George Schultz and James Baker, both Republicans who served under Reagan, have proposed a conservative approach to dealing with climate change. They’re not entirely convinced how much a role mankind is playing in it, but they are convinced that it’s a significant enough threat that we need to do something.

Basically, Schultz and Baker propose a 4 step program:

1) Tax companies that are emitting carbon and contributing to the issue. The more carbon they emit, the higher the tax.

This will prompt companies to reduce their carbon emissions without specifying exactly how, so it will give them freedom to figure out the means.

2) Instead of bloating the government’s bank account or giving the government more spending power with the money raised from the tax, take that money and give it to the American people. They estimate that 70% of Americans would receive an income boost from this “dividend.” For a family of 4, that would be around $2,000 a year.

Okay, that’s not classically conservative, but it’s more conservative than pouring it into a government program.

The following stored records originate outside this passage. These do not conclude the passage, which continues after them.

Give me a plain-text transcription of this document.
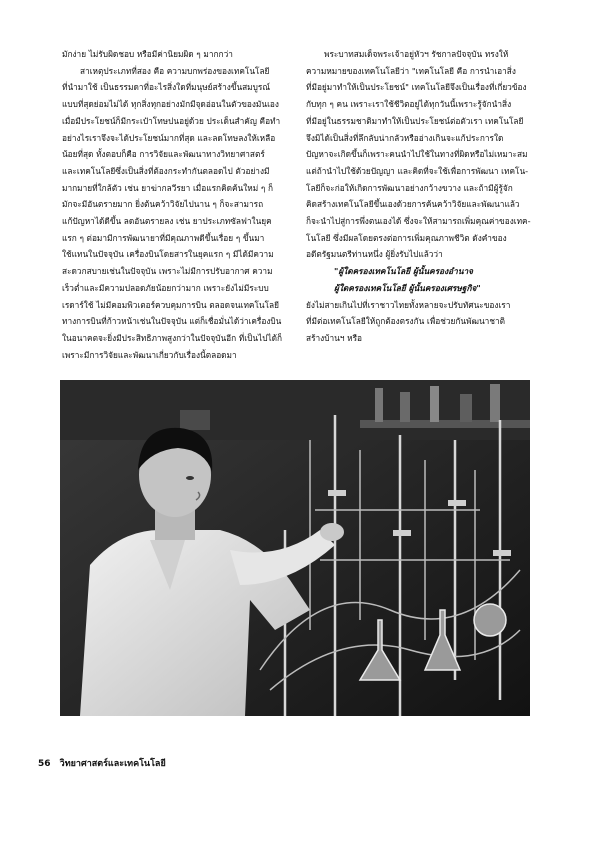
มักง่าย ไม่รับผิดชอบ หรือมีค่านิยมผิด ๆ มากกว่า
สาเหตุประเภทที่สอง คือ ความบกพร่องของเทคโนโลยี
ที่นำมาใช้ เป็นธรรมดาที่อะไรสิ่งใดที่มนุษย์สร้างขึ้นสมบูรณ์
แบบที่สุดย่อมไม่ได้ ทุกสิ่งทุกอย่างมักมีจุดอ่อนในตัวของมันเอง
เมื่อมีประโยชน์ก็มีกระเป๋าโทษปนอยู่ด้วย ประเด็นสำคัญ คือทำ
อย่างไรเราจึงจะได้ประโยชน์มากที่สุด และลดโทษลงให้เหลือ
น้อยที่สุด ทั้งตอบก็คือ การวิจัยและพัฒนาทางวิทยาศาสตร์
และเทคโนโลยีซึ่งเป็นสิ่งที่ต้องกระทำกันตลอดไป ตัวอย่างมี
มากมายที่ใกล้ตัว เช่น ยาฆ่ากลวีรยา เมื่อแรกคิดค้นใหม่ ๆ ก็
มักจะมีอันตรายมาก ยิ่งต้นคว้าวิจัยไปนาน ๆ ก็จะสามารถ
แก้ปัญหาได้ดีขึ้น ลดอันตรายลง เช่น ยาประเภทซัลฟาในยุค
แรก ๆ ต่อมามีการพัฒนายาที่มีคุณภาพดีขึ้นเรื่อย ๆ ขึ้นมา
ใช้แทนในปัจจุบัน เครื่องบินโดยสารในยุคแรก ๆ มีได้มีความ
สะดวกสบายเช่นในปัจจุบัน เพราะไม่มีการปรับอากาศ ความ
เร็วต่ำและมีความปลอดภัยน้อยกว่ามาก เพราะยังไม่มีระบบ
เรดาร์ใช้ ไม่มีคอมพิวเตอร์ควบคุมการบิน ตลอดจนเทคโนโลยี
ทางการบินที่ก้าวหน้าเช่นในปัจจุบัน แต่ก็เชื่อมั่นได้ว่าเครื่องบิน
ในอนาคตจะยิ่งมีประสิทธิภาพสูงกว่าในปัจจุบันอีก ที่เป็นไปได้ก็
เพราะมีการวิจัยและพัฒนาเกี่ยวกับเรื่องนี้ตลอดมา
พระบาทสมเด็จพระเจ้าอยู่หัวฯ รัชกาลปัจจุบัน ทรงให้
ความหมายของเทคโนโลยีว่า "เทคโนโลยี คือ การนำเอาสิ่ง
ที่มีอยู่มาทำให้เป็นประโยชน์" เทคโนโลยีจึงเป็นเรื่องที่เกี่ยวข้อง
กับทุก ๆ คน เพราะเราใช้ชีวิตอยู่ได้ทุกวันนี้เพราะรู้จักนำสิ่ง
ที่มีอยู่ในธรรมชาติมาทำให้เป็นประโยชน์ต่อตัวเรา เทคโนโลยี
จึงมิได้เป็นสิ่งที่ลึกลับน่ากลัวหรืออ่างเกินจะแก้ประการใด
ปัญหาจะเกิดขึ้นก็เพราะคนนำไปใช้ในทางที่ผิดหรือไม่เหมาะสม
แต่ถ้านำไปใช้ด้วยปัญญา และคิดที่จะใช้เพื่อการพัฒนา เทคโน-
โลยีก็จะก่อให้เกิดการพัฒนาอย่างกว้างขวาง และถ้ามีผู้รู้จัก
คิดสร้างเทคโนโลยีขึ้นเองด้วยการค้นคว้าวิจัยและพัฒนาแล้ว
ก็จะนำไปสู่การพึ่งตนเองได้ ซึ่งจะให้สามารถเพิ่มคุณค่าของเทค-
โนโลยี ซึ่งมีผลโดยตรงต่อการเพิ่มคุณภาพชีวิต ดังคำของ
อดีตรัฐมนตรีท่านหนึ่ง ผู้ยิ่งรับไปแล้วว่า
"ผู้ใดครองเทคโนโลยี ผู้นั้นครองอำนาจ
ผู้ใดครองเทคโนโลยี ผู้นั้นครองเศรษฐกิจ"
ยังไม่สายเกินไปที่เราชาวไทยทั้งหลายจะปรับทัศนะของเรา
ที่มีต่อเทคโนโลยีให้ถูกต้องตรงกัน เพื่อช่วยกันพัฒนาชาติ
สร้างบ้านฯ หรือ
56 วิทยาศาสตร์และเทคโนโลยี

And it’s a step toward addressing our current ongoing redistribution of wealth from the middle class and working class to the wealthiest Americans.

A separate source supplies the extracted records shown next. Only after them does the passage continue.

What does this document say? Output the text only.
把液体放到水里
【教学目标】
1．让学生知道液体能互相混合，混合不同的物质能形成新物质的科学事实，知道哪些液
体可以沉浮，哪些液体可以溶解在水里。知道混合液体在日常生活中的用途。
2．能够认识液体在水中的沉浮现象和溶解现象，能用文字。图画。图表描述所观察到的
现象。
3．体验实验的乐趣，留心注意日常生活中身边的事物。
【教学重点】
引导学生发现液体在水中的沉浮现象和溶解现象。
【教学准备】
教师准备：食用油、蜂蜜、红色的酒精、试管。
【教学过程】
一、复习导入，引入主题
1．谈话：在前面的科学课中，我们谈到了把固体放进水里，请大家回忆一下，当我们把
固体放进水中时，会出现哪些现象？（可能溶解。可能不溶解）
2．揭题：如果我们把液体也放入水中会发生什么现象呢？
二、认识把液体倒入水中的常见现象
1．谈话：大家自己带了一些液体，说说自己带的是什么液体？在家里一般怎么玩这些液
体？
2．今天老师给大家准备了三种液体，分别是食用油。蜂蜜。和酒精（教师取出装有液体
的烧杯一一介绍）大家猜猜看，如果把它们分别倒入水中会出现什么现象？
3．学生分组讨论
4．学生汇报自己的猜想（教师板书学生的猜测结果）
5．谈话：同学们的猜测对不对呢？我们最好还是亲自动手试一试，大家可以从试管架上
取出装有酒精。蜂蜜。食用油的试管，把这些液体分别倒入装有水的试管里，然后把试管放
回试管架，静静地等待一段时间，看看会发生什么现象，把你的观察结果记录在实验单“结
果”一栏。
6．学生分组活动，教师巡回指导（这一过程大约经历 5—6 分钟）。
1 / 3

3) Penalize other countries that aren’t limiting their carbon emissions. They propose a tax on imports from those countries.

On the surface, this puts them at a disadvantage of selling their goods here. In reality, it may only eliminate the unfair advantage they’ve gained by making their goods cheaper through cheating on the costs of reducing their pollution.

So it at least gets rid of their incentive to cheat, and maybe punishes them a little.

Schultz and Baker also propose giving breaks to companies selling their goods to such countries.

4) Since companies will find their own way to reduce carbon emissions (see #1) they won’t need to be as micromanaged in terms of regulation by the government. That means we can eliminate some of the climate-change-related regulations we’ve passed. We just won’t need them.

Since regulation often has the unintended effect of putting an administrative burden on business, that could be a good thing. And it could help return the flexibility to decide what creative course to follow to the businesses that would otherwise be under a bunch of government regulations.